Directed by James Mangold
Written by Michael Cooney
Starring John Cusack, Amanda Peet, Ray Liotta



It's a dark and stormy night in the Nevada desert; ten strangers take refuge in a sleazy old motel run by a very weird young man (John Hawkes). There's a has-been actress (Rebecca DeMornay) in a limousine driven by John Cusack. There's the State Trooper Ray Liotta bringing a prisoner (Jake Busey) to Carson City. There's hooker Amanda Peet, on her way to Florida; there's a family of three with the mother injured; and there's the young newlywed couple.

There's also an intercut story of a midnight hearing on a state prisoner's sanity, just 12 hours before he's scheduled to be executed. Will we find out how these two stories relate? You bet. But first, we will see that - as someone points out - this is kind of like Agatha Christie's "And Then There Were None," because one by one these ten people are picked off by, well, someone unknown. Who is that person?

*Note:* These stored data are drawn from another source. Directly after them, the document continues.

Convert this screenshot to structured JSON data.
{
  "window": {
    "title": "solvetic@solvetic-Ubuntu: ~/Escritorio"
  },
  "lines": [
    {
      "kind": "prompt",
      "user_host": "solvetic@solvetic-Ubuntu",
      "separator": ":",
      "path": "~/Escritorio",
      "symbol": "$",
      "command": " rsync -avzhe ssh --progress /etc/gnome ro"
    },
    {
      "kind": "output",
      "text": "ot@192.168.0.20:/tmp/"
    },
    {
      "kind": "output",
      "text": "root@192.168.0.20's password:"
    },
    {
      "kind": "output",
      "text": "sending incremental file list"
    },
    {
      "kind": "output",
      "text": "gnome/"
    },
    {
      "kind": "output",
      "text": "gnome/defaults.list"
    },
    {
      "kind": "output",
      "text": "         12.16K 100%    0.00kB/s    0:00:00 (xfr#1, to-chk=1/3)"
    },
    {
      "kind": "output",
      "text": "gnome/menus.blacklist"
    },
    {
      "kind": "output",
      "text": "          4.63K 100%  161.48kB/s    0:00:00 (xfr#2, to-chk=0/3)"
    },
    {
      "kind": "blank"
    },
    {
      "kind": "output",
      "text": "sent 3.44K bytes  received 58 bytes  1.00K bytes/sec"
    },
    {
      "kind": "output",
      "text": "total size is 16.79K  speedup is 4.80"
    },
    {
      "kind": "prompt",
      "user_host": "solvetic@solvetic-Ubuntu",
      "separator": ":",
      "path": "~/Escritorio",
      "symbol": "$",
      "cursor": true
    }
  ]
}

"Identity" is very good fun; deliciously scary, with endless rain and lightning flashes, slamming doors, deep shadows, corpses, lots of screams, unexpected discoveries of gruesome things, and the strange identity that's hinted at in the film's trailer (everyone seems to have the same birthday). Cusack and Peet are particularly good, with Hawkes turning in a Bates Motel-worthy performance. The film was written by Michael Cooney and directed by James Mangold ("CopLand," "Girl, Interrupted," "Kate and Leopold"), who shows a very secure sense of how to turn the screws on an audience.

But what should we do with the interpolated plot? I won't give it away out of obligation to my critic's rulebook, but when we learn the secret of how the two parts of the film actually meet we are only disappointed at Cooney's bizarre solution. It just trivializes the whole schema of the film, and along with it our willing suspension of disbelief. I for one had happily gone along with everything that happened at the motel, and expected that the solution would lie within it somehow. I wish that Cooney had found a way to conclude the story without going to a devil ex-machina. Still, four-fifths of a good entertainment is better than none at all.